Add columns
Lance supports traditional schema evolution: adding, removing, and altering columns in a dataset. Most of these operations can be performed without rewriting the data files in the dataset, making them very efficient operations. In addition, Lance supports data evolution, which allows you to also backfill existing rows with the new column data without rewriting the data files in the dataset, making it highly suitable for use cases like ML feature engineering.

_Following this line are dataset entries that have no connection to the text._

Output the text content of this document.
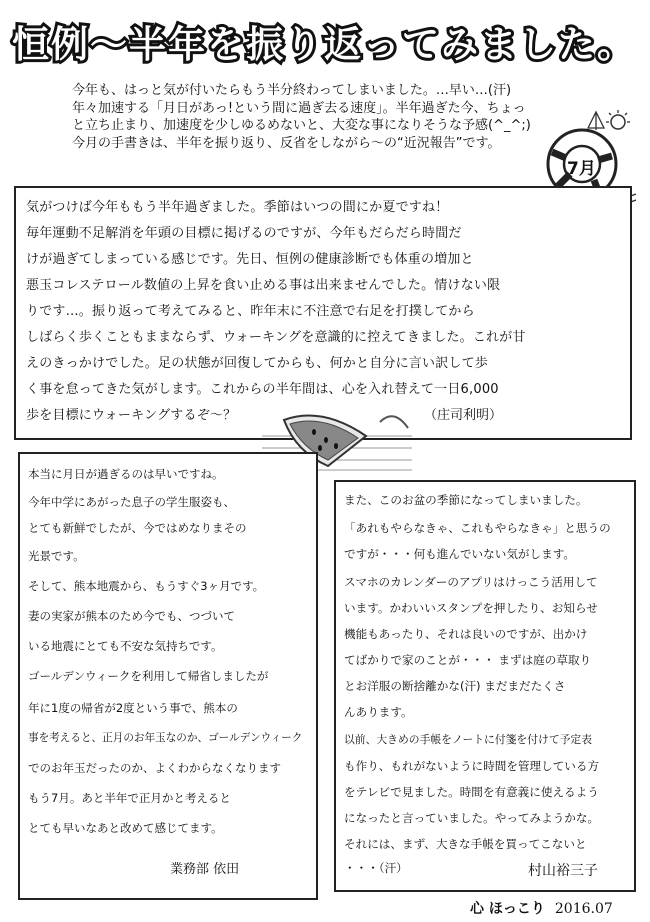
恒例～半年を振り返ってみました。
今年も、はっと気が付いたらもう半分終わってしまいました。…早い…(汗)
年々加速する「月日があっ!という間に過ぎ去る速度」。半年過ぎた今、ちょっ
と立ち止まり、加速度を少しゆるめないと、大変な事になりそうな予感(^_^;)
今月の手書きは、半年を振り返り、反省をしながら～の“近況報告”です。
7月
気がつけば今年ももう半年過ぎました。季節はいつの間にか夏ですね！
毎年運動不足解消を年頭の目標に掲げるのですが、今年もだらだら時間だ
けが過ぎてしまっている感じです。先日、恒例の健康診断でも体重の増加と
悪玉コレステロール数値の上昇を食い止める事は出来ませんでした。情けない限
りです…。振り返って考えてみると、昨年末に不注意で右足を打撲してから
しばらく歩くこともままならず、ウォーキングを意識的に控えてきました。これが甘
えのきっかけでした。足の状態が回復してからも、何かと自分に言い訳して歩
く事を怠ってきた気がします。これからの半年間は、心を入れ替えて一日6,000
歩を目標にウォーキングするぞ～？	（庄司利明）
本当に月日が過ぎるのは早いですね。
今年中学にあがった息子の学生服姿も、
とても新鮮でしたが、今ではめなりまその
光景です。
そして、熊本地震から、もうすぐ3ヶ月です。
妻の実家が熊本のため今でも、つづいて
いる地震にとても不安な気持ちです。
ゴールデンウィークを利用して帰省しましたが
年に1度の帰省が2度という事で、熊本の
事を考えると、正月のお年玉なのか、ゴールデンウィーク
でのお年玉だったのか、よくわからなくなります
もう7月。あと半年で正月かと考えると
とても早いなあと改めて感じてます。
業務部 依田
また、このお盆の季節になってしまいました。
「あれもやらなきゃ、これもやらなきゃ」と思うの
ですが・・・何も進んでいない気がします。
スマホのカレンダーのアプリはけっこう活用して
います。かわいいスタンプを押したり、お知らせ
機能もあったり、それは良いのですが、出かけ
てばかりで家のことが・・・ まずは庭の草取り
とお洋服の断捨離かな(汗) まだまだたくさ
んあります。
以前、大きめの手帳をノートに付箋を付けて予定表
も作り、もれがないように時間を管理している方
をテレビで見ました。時間を有意義に使えるよう
になったと言っていました。やってみようかな。
それには、まず、大きな手帳を買ってこないと
・・・（汗）	村山裕三子
心 ほっこり 2016.07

We extend Spark's SQL syntax to support the ALTER TABLE <table_name> ADD COLUMNS <column_a, colum_b, ...> FROM <temporary_view> statement, which allows you to add new columns to a dataset and backfill them with data. The
To use this feature, you need to set
--conf spark.sql.extensions=org.lance.spark.extensions.LanceSparkSessionExtensions
for your Spark application.
Because we use _rowaddr and _fragid to address the target dataset's rows for the new column's data. So, the temporary view should contain _rowaddr and _fragid.
Example:
CREATE TEMPORARY VIEW tmp_view
AS
SELECT _rowaddr, _fragid, hash(name) as name_hash
FROM users;
ALTER TABLE users ADD COLUMNS name_hash FROM tmp_view;
No table rewrite, no data movement—just a new column that is instantly queryable.